Sogenannte inaktivierte Virus-Impfstoffe, auch als Totimpfstoffe bekannt, enthalten abgetötete Krankheitserreger, die sich nicht mehr vermehren können. Sie werden ebenfalls in Zelllinien vermehrt und im Anschluss gereinigt, schreibt Stöcker. „Auch wenn darauf geachtet wird, möglichst alle nicht benötigten Bestandteile zu entfernen, können grundsätzlich noch Spuren von zellulärer DNA im Impfstoff vorhanden sein. Diese liegt dann in zerstückelter, inaktiver Form vor, so dass kein Risiko davon ausgeht.“
Weitere Faktenchecks zur Studie von Corvelva erschienen
Der Artikel von NPR.News erschien im Vorfeld bereits auf Englisch auf der Webseite Natural News. Dieser Text wurde bereits von den französischen Faktencheckern von Health Feedback geprüft. Sie kamen zu dem Ergebnis, die Studie von Corvelva sei ungenau.

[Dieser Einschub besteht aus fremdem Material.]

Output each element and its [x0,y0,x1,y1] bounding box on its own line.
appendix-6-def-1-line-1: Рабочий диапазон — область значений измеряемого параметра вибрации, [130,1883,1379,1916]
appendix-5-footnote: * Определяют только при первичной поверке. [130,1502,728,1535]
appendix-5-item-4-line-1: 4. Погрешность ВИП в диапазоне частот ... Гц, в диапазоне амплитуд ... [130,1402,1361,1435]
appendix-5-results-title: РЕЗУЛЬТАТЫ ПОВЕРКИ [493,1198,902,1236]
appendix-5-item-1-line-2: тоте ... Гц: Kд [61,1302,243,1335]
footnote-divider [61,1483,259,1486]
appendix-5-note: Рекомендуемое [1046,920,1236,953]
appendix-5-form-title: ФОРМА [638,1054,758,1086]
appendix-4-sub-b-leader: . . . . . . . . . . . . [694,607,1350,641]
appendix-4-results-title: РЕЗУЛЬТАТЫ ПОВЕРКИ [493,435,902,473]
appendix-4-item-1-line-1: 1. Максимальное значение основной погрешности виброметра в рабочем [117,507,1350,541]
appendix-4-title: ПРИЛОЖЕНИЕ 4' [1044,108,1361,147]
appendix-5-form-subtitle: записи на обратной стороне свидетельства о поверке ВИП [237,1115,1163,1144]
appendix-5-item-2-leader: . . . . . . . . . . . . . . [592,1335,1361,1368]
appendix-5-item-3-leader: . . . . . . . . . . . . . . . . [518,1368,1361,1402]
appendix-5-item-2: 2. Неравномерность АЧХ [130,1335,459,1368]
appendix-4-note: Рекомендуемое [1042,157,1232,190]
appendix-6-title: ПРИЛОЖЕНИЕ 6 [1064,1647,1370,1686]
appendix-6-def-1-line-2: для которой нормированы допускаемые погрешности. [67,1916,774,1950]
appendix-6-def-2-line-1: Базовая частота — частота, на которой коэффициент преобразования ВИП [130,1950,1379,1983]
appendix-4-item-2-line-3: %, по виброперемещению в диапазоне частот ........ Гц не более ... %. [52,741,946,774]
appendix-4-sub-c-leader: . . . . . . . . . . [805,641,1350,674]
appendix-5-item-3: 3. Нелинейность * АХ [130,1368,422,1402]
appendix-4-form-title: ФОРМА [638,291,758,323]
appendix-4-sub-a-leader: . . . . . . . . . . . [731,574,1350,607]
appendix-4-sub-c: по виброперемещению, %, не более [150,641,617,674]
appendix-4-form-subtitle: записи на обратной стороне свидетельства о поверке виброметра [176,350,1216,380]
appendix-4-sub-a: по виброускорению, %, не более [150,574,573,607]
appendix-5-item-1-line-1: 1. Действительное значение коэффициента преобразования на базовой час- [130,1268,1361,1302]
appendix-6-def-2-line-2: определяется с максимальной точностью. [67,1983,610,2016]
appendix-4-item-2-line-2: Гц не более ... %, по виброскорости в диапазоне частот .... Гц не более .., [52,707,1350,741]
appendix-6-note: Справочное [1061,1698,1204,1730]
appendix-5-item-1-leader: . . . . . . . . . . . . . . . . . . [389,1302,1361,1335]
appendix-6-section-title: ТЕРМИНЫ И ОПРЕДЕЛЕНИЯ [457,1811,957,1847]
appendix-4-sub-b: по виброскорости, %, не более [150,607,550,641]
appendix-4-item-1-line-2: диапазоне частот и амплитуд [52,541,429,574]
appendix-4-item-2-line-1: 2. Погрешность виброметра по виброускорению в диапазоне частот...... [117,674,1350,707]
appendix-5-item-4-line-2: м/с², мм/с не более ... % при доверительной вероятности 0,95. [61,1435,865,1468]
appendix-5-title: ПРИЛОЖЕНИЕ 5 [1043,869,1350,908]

Auch die Faktenchecker von Mimikama haben haben sich mit dem Artikel von NPR.News beschäftigt. Sie kamen zu dem Ergebnis, die Studie sei ungenau und von „Impfkritikern“ veröffentlicht.
Unser Fazit: Die in dem Artikel genannten Behauptungen sind wissenschaftlich nicht nachvollziehbar. Die für die Produktion von Impfstoffen eingesetzten Zellen können keinen Krebs hervorrufen.